Perhaps this is the primary challenge of democracy.

In a democracy, the individual might be seen as vital, and the family unit might be regarded as a fundamental element of an orderly society. Governments and universities and businesses and nonprofits are all made up of individuals, but those individuals come together to form a separate entity, and that separate entity might align itself with groups and groupthink and behave in a way that no individual ever would, in a way that is fundamentally not good for many of the individuals it represents.

In 1947, Winston Churchill wrote:

No one pretends that democracy is perfect or all-wise. Indeed it has been said that democracy is the worst form of Government except for all those other forms that have been tried.

Perhaps the most important questions will always be impossible to answer with any sense of completeness.

Life — individually, and in the collective — might just be an endless game of whack-a-mole, where we solve one problem and immediately see a new one. And often, the new problem is a direct result of the solution to the previous one.

We can be confident that in the long run, the trend-line is upwards.

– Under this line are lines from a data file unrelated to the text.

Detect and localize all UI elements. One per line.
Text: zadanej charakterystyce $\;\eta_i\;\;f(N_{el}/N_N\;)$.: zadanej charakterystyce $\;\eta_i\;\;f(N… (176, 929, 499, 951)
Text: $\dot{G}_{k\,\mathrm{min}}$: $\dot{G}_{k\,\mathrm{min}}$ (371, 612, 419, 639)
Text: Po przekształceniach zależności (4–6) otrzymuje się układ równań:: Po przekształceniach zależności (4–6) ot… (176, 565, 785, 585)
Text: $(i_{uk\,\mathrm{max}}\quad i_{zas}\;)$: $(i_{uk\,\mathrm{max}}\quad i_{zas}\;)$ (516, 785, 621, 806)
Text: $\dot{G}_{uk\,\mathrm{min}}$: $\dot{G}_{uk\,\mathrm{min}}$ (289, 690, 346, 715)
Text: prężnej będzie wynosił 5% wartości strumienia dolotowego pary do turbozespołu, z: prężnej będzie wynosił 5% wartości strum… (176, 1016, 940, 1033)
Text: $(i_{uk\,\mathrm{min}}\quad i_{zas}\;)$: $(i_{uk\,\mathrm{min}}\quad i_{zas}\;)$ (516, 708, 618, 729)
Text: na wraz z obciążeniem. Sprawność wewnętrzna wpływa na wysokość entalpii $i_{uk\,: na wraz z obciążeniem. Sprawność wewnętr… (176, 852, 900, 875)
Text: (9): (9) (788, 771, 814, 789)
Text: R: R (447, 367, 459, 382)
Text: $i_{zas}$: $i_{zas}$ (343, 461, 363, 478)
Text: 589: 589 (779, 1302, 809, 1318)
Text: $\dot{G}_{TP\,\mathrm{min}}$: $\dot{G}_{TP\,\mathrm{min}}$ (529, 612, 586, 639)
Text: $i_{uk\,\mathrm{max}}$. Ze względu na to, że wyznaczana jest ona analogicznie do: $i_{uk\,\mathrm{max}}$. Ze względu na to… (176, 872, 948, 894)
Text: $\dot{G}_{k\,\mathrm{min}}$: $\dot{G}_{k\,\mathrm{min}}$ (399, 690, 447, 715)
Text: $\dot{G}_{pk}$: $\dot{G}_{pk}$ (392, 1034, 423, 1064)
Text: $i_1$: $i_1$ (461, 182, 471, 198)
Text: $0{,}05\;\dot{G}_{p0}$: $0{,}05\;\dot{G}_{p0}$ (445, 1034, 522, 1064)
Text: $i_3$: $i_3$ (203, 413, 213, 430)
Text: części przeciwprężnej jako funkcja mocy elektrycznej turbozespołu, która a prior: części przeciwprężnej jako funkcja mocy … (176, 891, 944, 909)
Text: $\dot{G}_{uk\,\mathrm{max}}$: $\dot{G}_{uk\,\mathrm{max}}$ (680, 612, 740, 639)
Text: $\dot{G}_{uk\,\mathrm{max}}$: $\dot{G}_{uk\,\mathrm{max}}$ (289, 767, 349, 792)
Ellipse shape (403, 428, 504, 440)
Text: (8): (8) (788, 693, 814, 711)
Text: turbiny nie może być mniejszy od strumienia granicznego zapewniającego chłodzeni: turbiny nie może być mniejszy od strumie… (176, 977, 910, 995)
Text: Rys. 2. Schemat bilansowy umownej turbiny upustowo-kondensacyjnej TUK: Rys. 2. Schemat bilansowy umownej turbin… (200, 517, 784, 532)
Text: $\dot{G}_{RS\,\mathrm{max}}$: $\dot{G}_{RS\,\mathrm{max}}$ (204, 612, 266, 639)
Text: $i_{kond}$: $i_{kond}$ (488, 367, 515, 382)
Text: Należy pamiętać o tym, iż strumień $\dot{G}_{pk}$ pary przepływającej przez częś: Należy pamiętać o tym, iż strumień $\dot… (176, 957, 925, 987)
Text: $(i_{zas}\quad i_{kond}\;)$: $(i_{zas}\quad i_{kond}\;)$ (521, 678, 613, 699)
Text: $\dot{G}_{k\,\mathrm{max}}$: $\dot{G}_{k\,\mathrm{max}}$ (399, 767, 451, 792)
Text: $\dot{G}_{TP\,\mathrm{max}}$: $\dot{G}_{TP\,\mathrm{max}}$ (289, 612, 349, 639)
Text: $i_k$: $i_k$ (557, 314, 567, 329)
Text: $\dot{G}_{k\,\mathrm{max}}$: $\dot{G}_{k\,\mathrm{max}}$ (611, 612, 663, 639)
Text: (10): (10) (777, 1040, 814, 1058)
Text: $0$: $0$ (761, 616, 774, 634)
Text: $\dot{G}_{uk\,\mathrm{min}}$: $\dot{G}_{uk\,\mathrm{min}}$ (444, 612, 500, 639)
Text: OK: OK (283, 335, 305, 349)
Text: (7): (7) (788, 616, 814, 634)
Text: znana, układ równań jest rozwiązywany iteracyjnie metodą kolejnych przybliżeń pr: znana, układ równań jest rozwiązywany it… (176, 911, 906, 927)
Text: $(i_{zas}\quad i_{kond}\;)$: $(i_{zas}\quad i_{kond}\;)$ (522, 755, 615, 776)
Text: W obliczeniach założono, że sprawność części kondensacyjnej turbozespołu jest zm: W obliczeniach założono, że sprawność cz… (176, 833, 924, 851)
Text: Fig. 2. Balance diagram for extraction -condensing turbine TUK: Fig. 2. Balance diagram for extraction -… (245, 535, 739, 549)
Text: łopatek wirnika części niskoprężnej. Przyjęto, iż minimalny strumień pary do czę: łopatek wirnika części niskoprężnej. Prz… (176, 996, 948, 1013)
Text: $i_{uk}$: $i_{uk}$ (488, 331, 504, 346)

That general progress is inevitable even when individual suffering is impossible to avoid.

Perhaps the best we can do is take the care we need to strengthen ourselves without inflicting any hurt on anyone else, and that individual empowerment — the strengthening of individuality as a different proposition to the individualistic greed that is the undercurrent to so many boardrooms and corridors of power — creates the best outcomes for the collective.

A commitment to that approach, if it’s even possible, would require authorities to have a deeper level of trust in everyone. For everyone to decide for ourselves what is essential, without disrespect to laws or customs or other people.

Maybe that’s no more than a crazy, utopian dream.

But dreams are important for a life well lived. Maybe, even, essential.